Like in the aforementioned, “Bunny Style’s” video has been deemed somewhat a washout, but to pick at its faults, one would have to pinpoint its overall aesthetic; the theme and style have been excessive and lacking in subtlety and tact (in delivery). Obviously a cutesy video, the color scheme is dominated by pastels, but the resulting association to this is that of a cheap and overly cute clip. The two sets used for the dance sequences seem plain and nondescript, and while the dining room set is more acceptable, the orange and pale green color palette clash heavily with the girls’ white clothing. Moreover, the lego backgrounds for the girls’ solo shots feel unnecessary and confusing under the context of the rest of the video. The best thing about the MV would probably be the little bunny storyline. The rowboats are a cute addition, and the scenes of the girls chasing the bunny are fairly likable as well.
Coming down even harder in my critique, the styling of the video hasn’t added many positive vibes. The outfits worn in the green and purple set appear unflattering and childish, but a consolation comes in the white ensembles in the dining room scene; a forgiving factor but still slightly overwhelming in appearance. The worst of the outfits in this video is definitely the inappropriate bunny costumes donned by the girls in their solo shots and the second dance set. The costumes are off-putting, unflattering, and quite frankly, disturbing. Who’s with me when I say they deserve to be thrown in the fire?
I’m admittedly very tolerant of aegyo myself, however, I really despise the cute-sexy concepts certain groups try to sell. This concept fits snugly under the disturbing cute-sexy category, not only with its inappropriate outfits and ambiance, but with its choreography as well. For the most part, the choreography is innocuous; T-ara’s signature dance hooks are there and the choreography is simple, gesture oriented, and easy to follow. However, there have been clear moments where the choreography is simply stretching way to far into the ‘sexy’ to constitute as ‘cutesy’. The dance breaks, with butt-focused shots filling its post-chorus sequences, is also particularly improper.

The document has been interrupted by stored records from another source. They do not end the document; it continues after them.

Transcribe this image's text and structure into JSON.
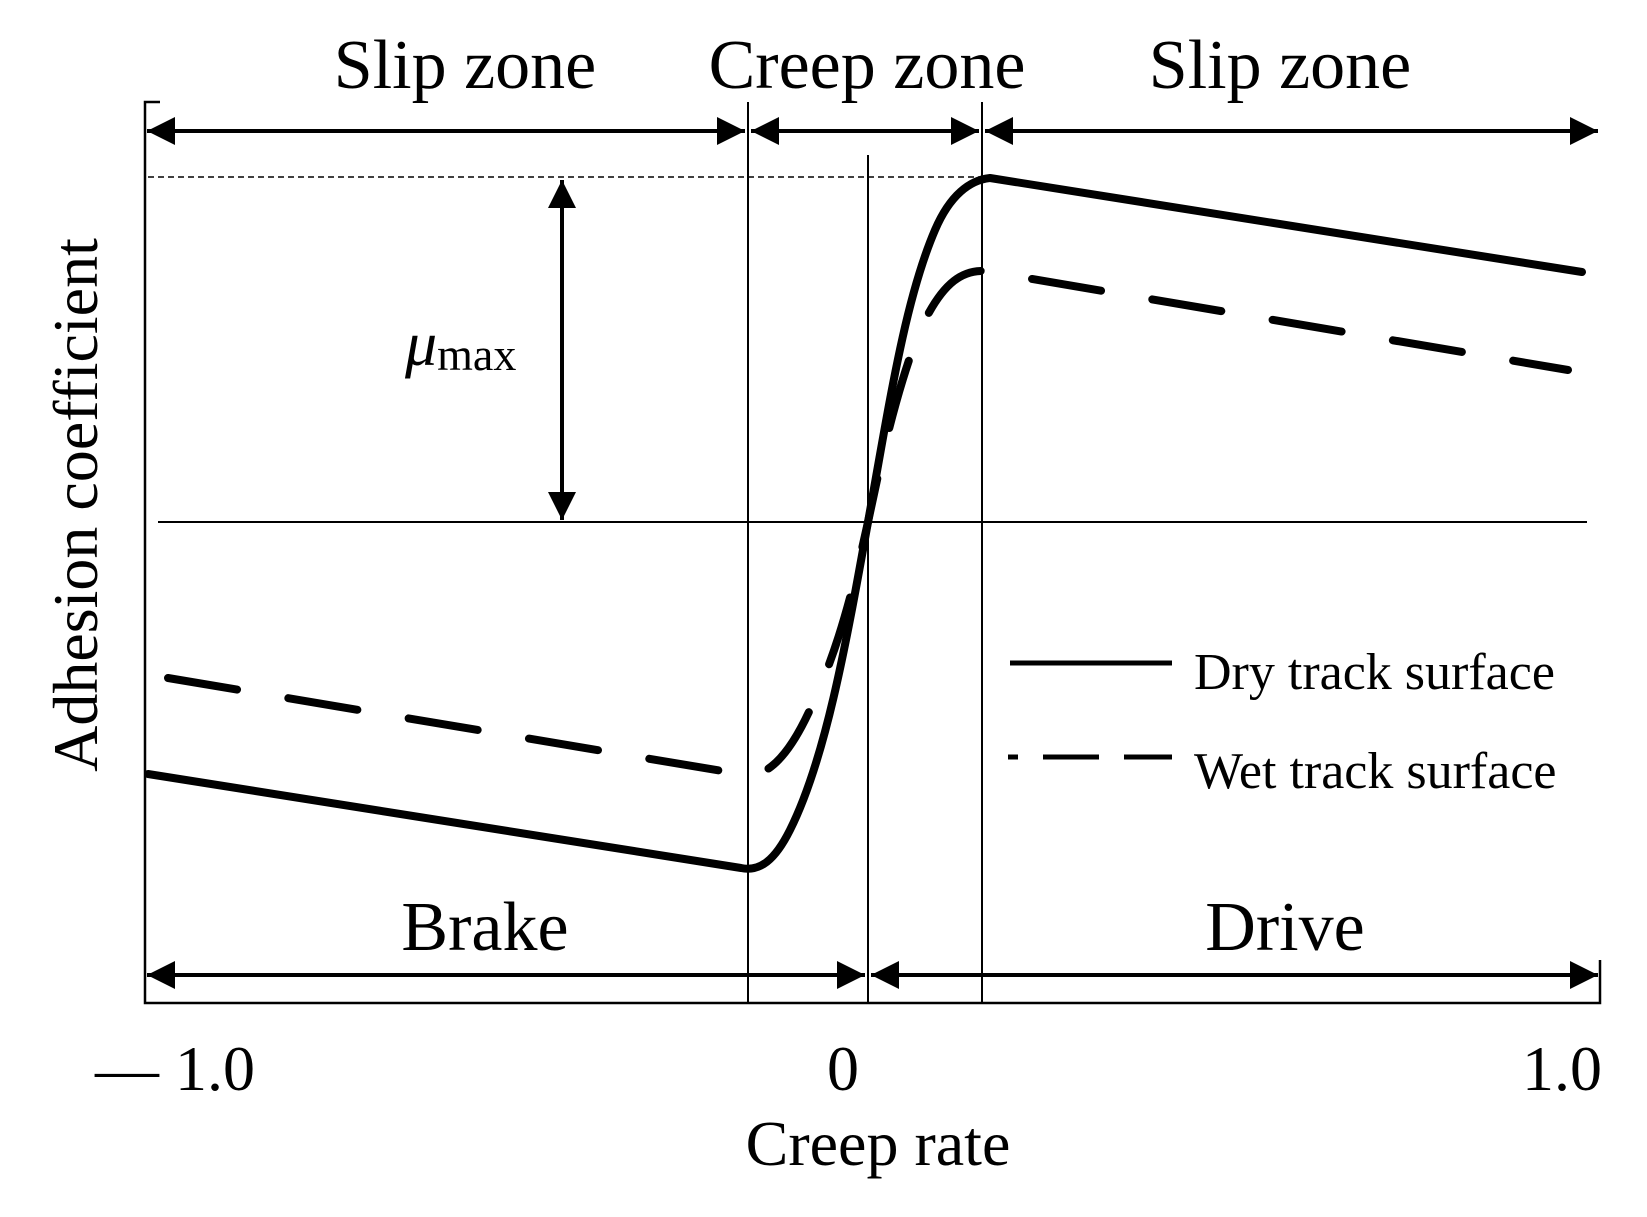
{
  "zones": {
    "slip_left": "Slip zone",
    "creep": "Creep zone",
    "slip_right": "Slip zone"
  },
  "modes": {
    "brake": "Brake",
    "drive": "Drive"
  },
  "mu": {
    "symbol": "μ",
    "subscript": "max"
  },
  "axes": {
    "xlabel": "Creep rate",
    "ylabel": "Adhesion coefficient",
    "ticks": [
      "— 1.0",
      "0",
      "1.0"
    ]
  },
  "legend": {
    "dry": "Dry track surface",
    "wet": "Wet track surface"
  }
}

Additionally, despite the energy of the song, the members look completely devoid of life. The members lack the charisma needed to even pull the song off, and their impossible schedules — courtesy of everybody’s favorite company Core Contents Media — would undoubtedly be the cause of this.

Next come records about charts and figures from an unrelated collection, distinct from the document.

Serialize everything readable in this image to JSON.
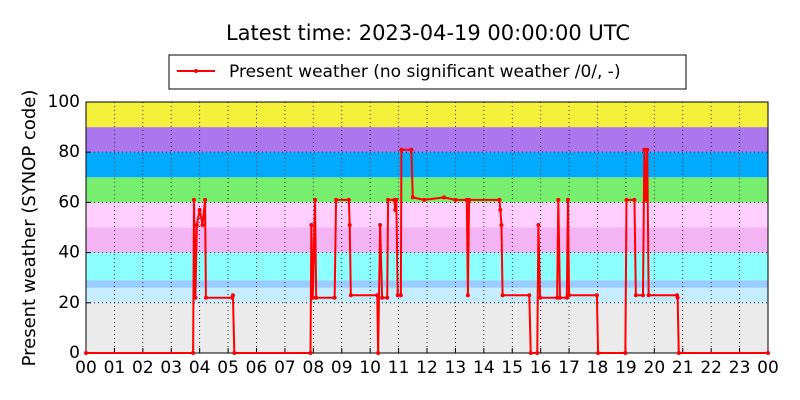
{
  "chart_data": {
    "type": "line",
    "title": "Latest time: 2023-04-19 00:00:00 UTC",
    "y_label": "Present weather (SYNOP code)",
    "legend": "top",
    "grid": true,
    "xlim": [
      0,
      24
    ],
    "ylim": [
      0,
      100
    ],
    "yticks": [
      0,
      20,
      40,
      60,
      80,
      100
    ],
    "xticks": [
      {
        "value": 0,
        "label": "00"
      },
      {
        "value": 1,
        "label": "01"
      },
      {
        "value": 2,
        "label": "02"
      },
      {
        "value": 3,
        "label": "03"
      },
      {
        "value": 4,
        "label": "04"
      },
      {
        "value": 5,
        "label": "05"
      },
      {
        "value": 6,
        "label": "06"
      },
      {
        "value": 7,
        "label": "07"
      },
      {
        "value": 8,
        "label": "08"
      },
      {
        "value": 9,
        "label": "09"
      },
      {
        "value": 10,
        "label": "10"
      },
      {
        "value": 11,
        "label": "11"
      },
      {
        "value": 12,
        "label": "12"
      },
      {
        "value": 13,
        "label": "13"
      },
      {
        "value": 14,
        "label": "14"
      },
      {
        "value": 15,
        "label": "15"
      },
      {
        "value": 16,
        "label": "16"
      },
      {
        "value": 17,
        "label": "17"
      },
      {
        "value": 18,
        "label": "18"
      },
      {
        "value": 19,
        "label": "19"
      },
      {
        "value": 20,
        "label": "20"
      },
      {
        "value": 21,
        "label": "21"
      },
      {
        "value": 22,
        "label": "22"
      },
      {
        "value": 23,
        "label": "23"
      },
      {
        "value": 24,
        "label": "00"
      }
    ],
    "bands": [
      {
        "from": 0,
        "to": 20,
        "color": "#ebebeb"
      },
      {
        "from": 20,
        "to": 26,
        "color": "#c6ecff"
      },
      {
        "from": 26,
        "to": 29,
        "color": "#99ccff"
      },
      {
        "from": 29,
        "to": 40,
        "color": "#8cffff"
      },
      {
        "from": 40,
        "to": 50,
        "color": "#f4b4f4"
      },
      {
        "from": 50,
        "to": 60,
        "color": "#ffd0ff"
      },
      {
        "from": 60,
        "to": 70,
        "color": "#77ee6e"
      },
      {
        "from": 70,
        "to": 80,
        "color": "#00aaff"
      },
      {
        "from": 80,
        "to": 90,
        "color": "#aa77ee"
      },
      {
        "from": 90,
        "to": 100,
        "color": "#f5f03a"
      }
    ],
    "x": [
      0,
      3.77,
      3.8,
      3.85,
      3.9,
      4.0,
      4.1,
      4.19,
      4.22,
      5.15,
      5.17,
      5.22,
      7.9,
      7.93,
      7.98,
      8.06,
      8.1,
      8.75,
      8.8,
      9.25,
      9.28,
      9.32,
      10.25,
      10.28,
      10.35,
      10.42,
      10.6,
      10.63,
      10.85,
      10.88,
      10.92,
      10.97,
      11.08,
      11.1,
      11.45,
      11.5,
      11.9,
      12.6,
      13.0,
      13.4,
      13.44,
      13.48,
      14.55,
      14.58,
      14.62,
      14.66,
      15.6,
      15.65,
      15.88,
      15.92,
      15.98,
      16.58,
      16.62,
      16.68,
      16.92,
      16.96,
      17.0,
      17.98,
      18.02,
      18.98,
      19.02,
      19.3,
      19.35,
      19.6,
      19.65,
      19.7,
      19.75,
      19.8,
      20.8,
      20.82,
      20.86,
      24
    ],
    "series": [
      {
        "name": "Present weather (no significant weather /0/, -)",
        "color": "#ff0000",
        "values": [
          0,
          0,
          61,
          22,
          51,
          57,
          51,
          61,
          22,
          22,
          23,
          0,
          0,
          51,
          22,
          61,
          22,
          22,
          61,
          61,
          51,
          23,
          23,
          0,
          51,
          22,
          22,
          61,
          61,
          57,
          61,
          23,
          23,
          81,
          81,
          62,
          61,
          62,
          61,
          61,
          23,
          61,
          61,
          57,
          51,
          23,
          23,
          0,
          0,
          51,
          22,
          22,
          61,
          22,
          22,
          61,
          23,
          23,
          0,
          0,
          61,
          61,
          23,
          23,
          81,
          61,
          81,
          23,
          23,
          22,
          0,
          0
        ]
      }
    ]
  }
}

In conclusion, fans of T-ara, including myself, were awaiting their first original single to gauge what potential the group has retained in the much bigger market. The group started out really well in Japan with “Bo Peep Bo Peep,” but has been spiraling down quality-wise overseas. Most unfortunately, “Bunny Style” fails to redeem them. While the track has its moments, it’s way too inappropriate and excessive, and T-ara has clearly done much better.
Ultimately, T-ara’s “Bunny Style” gets a disappointing 1.9/5 from me. But readers, what are your thoughts? Did you find “Bunny Style” as off-putting as I did? Feel free to share your opinions below.